Alle Prunus Serrulata-Arten die ich kenne, werden ziemlich große Bäume und wenn du sie in Teichnähe stehen hast, solltest du an die Ummenge der abgeworfenen Blüten denken.  Leider hat dieser Baum - trotz all seiner Blüten -  keinerlei Nutzen für die einheimische Insektenwelt

petra


----------



## laolamia (19. Feb. 2012)

*AW:  Nelken-Kirsche Prunus serrulata*

danke,

ich denke es ist die - finde sie aber bei keinem haendler.
sie soll fuer "uns schoen" sein.... die insekten und voegel haben ihren extra bereich im garten...vogelschutzhecke und insektenhotel+ verwilderter teil 

eine hab ich noch in der bucht gefunden... bin mir nicht sicher ob da ein baum draus wird 

hab wenig hofnung das mein nachbar noch weis was er fuer einen baum hat...

gruss marco


----------



## RKurzhals (19. Feb. 2012)

*AW:  Nelken-Kirsche Prunus serrulata*

Hallo Marco,
die Prunus-Arten sind berüchtigt, viele Nebentriebe aus der Erde zu bilden... . Wenn der Baum einfach nur schön sein soll, warum dann nicht irgendein Malus (Apfel, __ Quitte)?

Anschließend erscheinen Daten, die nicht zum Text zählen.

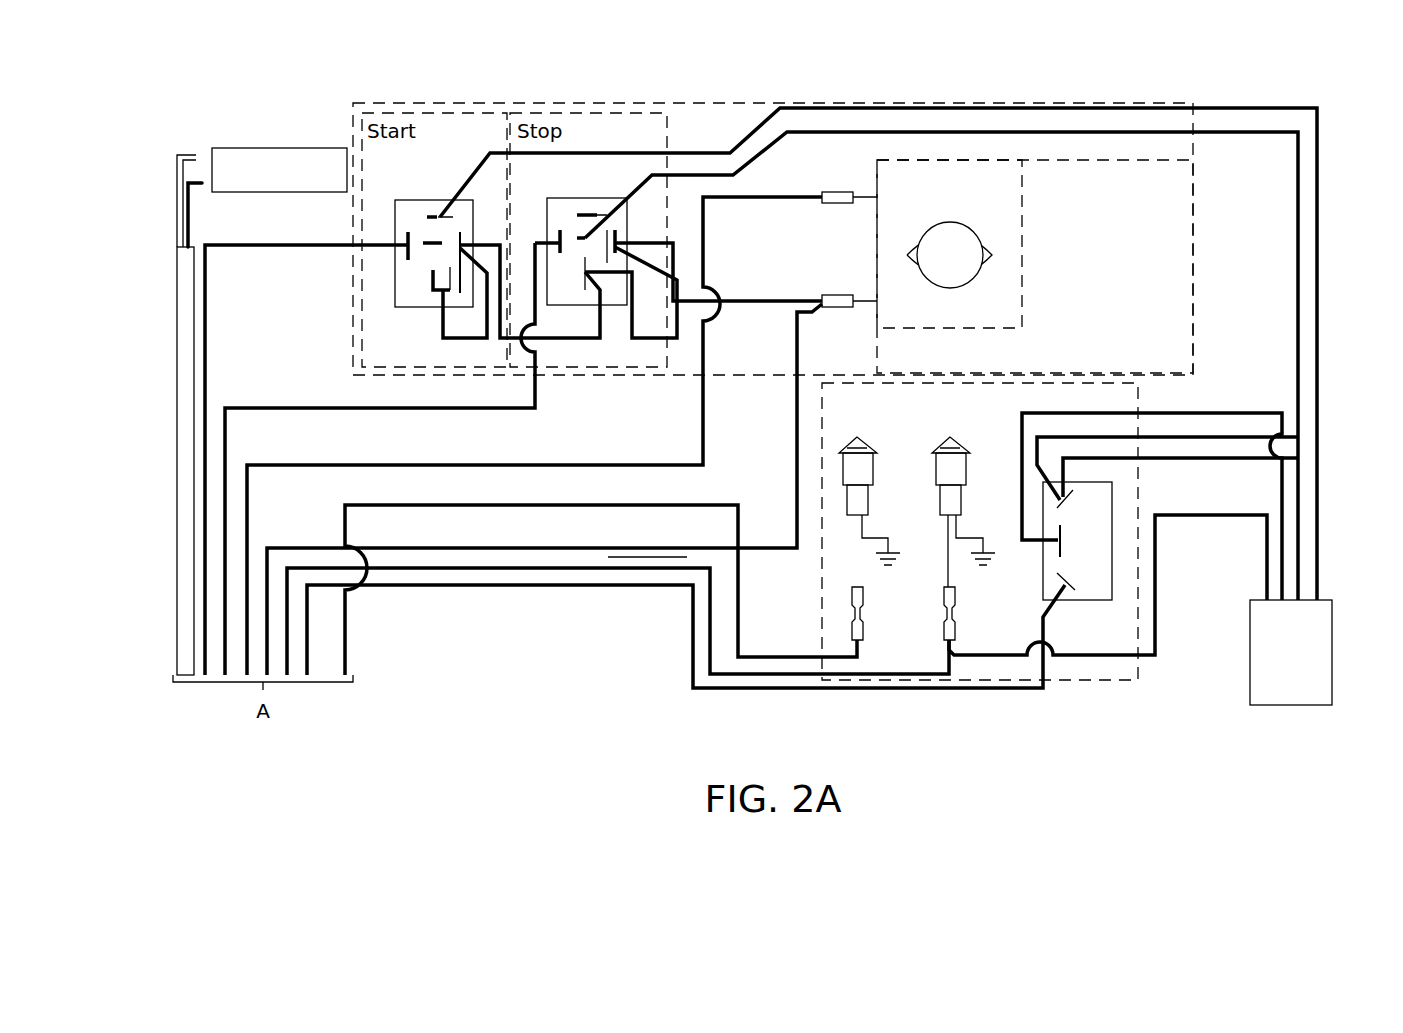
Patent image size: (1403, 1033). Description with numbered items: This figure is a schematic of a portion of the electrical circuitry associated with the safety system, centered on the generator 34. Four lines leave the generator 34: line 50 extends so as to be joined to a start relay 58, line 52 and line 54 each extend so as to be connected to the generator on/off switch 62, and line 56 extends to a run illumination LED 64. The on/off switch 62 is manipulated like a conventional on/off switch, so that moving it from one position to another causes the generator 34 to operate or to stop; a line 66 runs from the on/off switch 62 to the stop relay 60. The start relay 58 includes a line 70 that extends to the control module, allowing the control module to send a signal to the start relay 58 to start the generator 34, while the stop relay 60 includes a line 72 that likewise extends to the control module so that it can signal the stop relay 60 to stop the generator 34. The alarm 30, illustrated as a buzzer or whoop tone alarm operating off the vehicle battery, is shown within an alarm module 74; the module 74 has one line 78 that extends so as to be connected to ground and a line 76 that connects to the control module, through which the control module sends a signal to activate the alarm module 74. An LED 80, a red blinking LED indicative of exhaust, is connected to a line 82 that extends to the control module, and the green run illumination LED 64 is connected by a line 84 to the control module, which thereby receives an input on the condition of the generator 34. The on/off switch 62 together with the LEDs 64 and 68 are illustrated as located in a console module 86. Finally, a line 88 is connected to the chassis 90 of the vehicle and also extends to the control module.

The alarm 30 is at (941, 223).
The generator 34 is at (1248, 683).
The line 50 is at (1320, 560).
The line 52 is at (1300, 532).
The line 54 is at (1280, 492).
The line 56 is at (1266, 565).
The start relay 58 is at (415, 204).
The stop relay 60 is at (553, 213).
The generator on/off switch 62 is at (1087, 586).
The run illumination LED 64 is at (963, 485).
The line 66 is at (1205, 412).
The LED 68 is at (1003, 690).
The line 70 is at (300, 248).
The line 72 is at (510, 414).
The alarm module 74 is at (1022, 272).
The line 76 is at (795, 196).
The line 78 is at (795, 412).
The LED 80 is at (873, 485).
The line 82 is at (742, 597).
The line 84 is at (920, 673).
The console module 86 is at (1125, 682).
The line 88 is at (177, 354).
The chassis 90 is at (284, 148).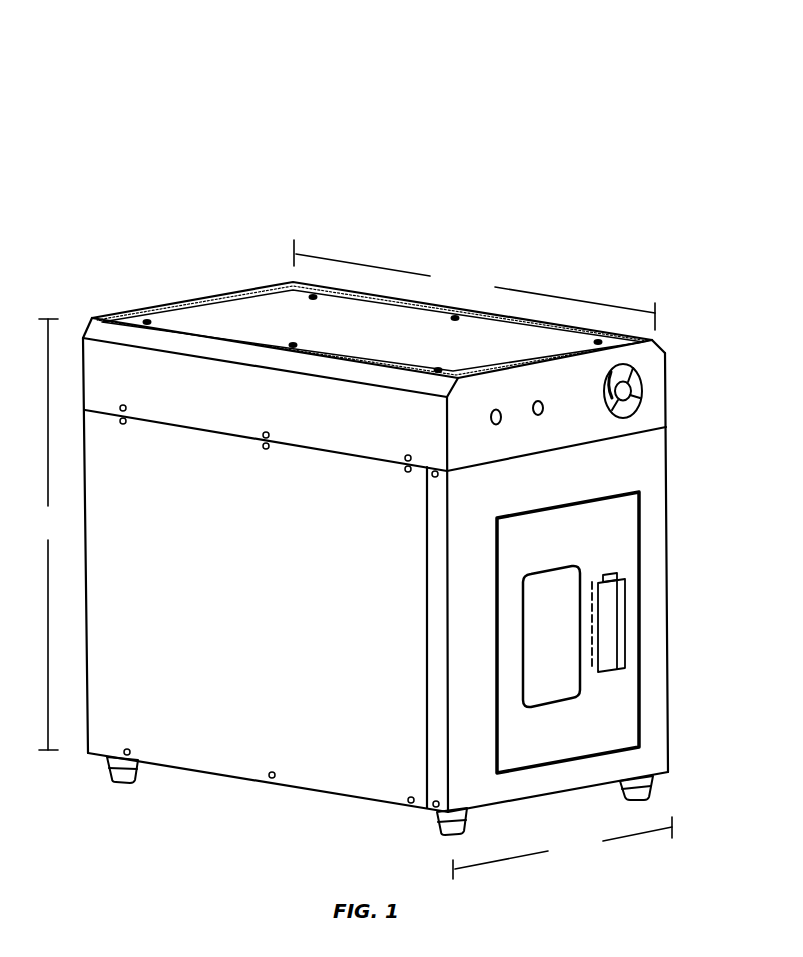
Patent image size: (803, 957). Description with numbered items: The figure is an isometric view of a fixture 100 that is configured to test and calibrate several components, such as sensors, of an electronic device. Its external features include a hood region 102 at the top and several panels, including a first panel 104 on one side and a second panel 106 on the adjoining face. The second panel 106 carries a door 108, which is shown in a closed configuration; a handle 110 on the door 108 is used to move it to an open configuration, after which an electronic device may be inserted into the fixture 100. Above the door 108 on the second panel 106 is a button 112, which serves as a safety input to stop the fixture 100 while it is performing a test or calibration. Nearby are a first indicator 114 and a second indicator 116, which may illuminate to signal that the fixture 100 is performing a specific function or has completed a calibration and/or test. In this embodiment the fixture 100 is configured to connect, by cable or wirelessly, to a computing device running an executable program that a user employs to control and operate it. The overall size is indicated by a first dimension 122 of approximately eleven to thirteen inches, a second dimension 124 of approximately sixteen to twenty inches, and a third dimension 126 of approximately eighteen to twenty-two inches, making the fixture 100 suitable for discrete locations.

The fixture 100 is at (150, 108).
The hood region 102 is at (200, 313).
The first panel 104 is at (267, 604).
The second panel 106 is at (582, 487).
The door 108 is at (602, 548).
The handle 110 is at (627, 589).
The button 112 is at (643, 378).
The first indicator 114 is at (502, 419).
The second indicator 116 is at (544, 410).
The first dimension 122 is at (562, 848).
The second dimension 124 is at (474, 285).
The third dimension 126 is at (54, 534).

Die wachsen langsam, bilden kaum Nebentriebe, und die Blätter bleiben sehr lange dran. "Verschneidet" man die Krone nicht, dann ist sie eher grün, weniger Blüten und wenig Früchte.
Forsythie, __ Goldregen und viele andere "Sträucher" lassen sich auch zu Bäumen ziehen. Die beschränkte Wuchshöhe hilft Dir beim "Erziehen", da Du eher "untenrum" schneiden musst. Das würde ich mir selbst noch zutrauen, kostet aber Zeit, und auch ich müsste Lehrgeld für "Fehlschnitte" zahlen.
Ich empfehle Dir daher eine langsamwachsende Art, die als Baum gezogen ist - da kannst Du am wenigsten falsch machen. Von entsprechenden Prunus-Pflanzen würde ich eher die Finger lassen, da ich sehr viele kenne, die irgendwann mal Ausläufer bilden, oder von unten austreiben, ohne dass sich das in den Griff kriegen lässt.


----------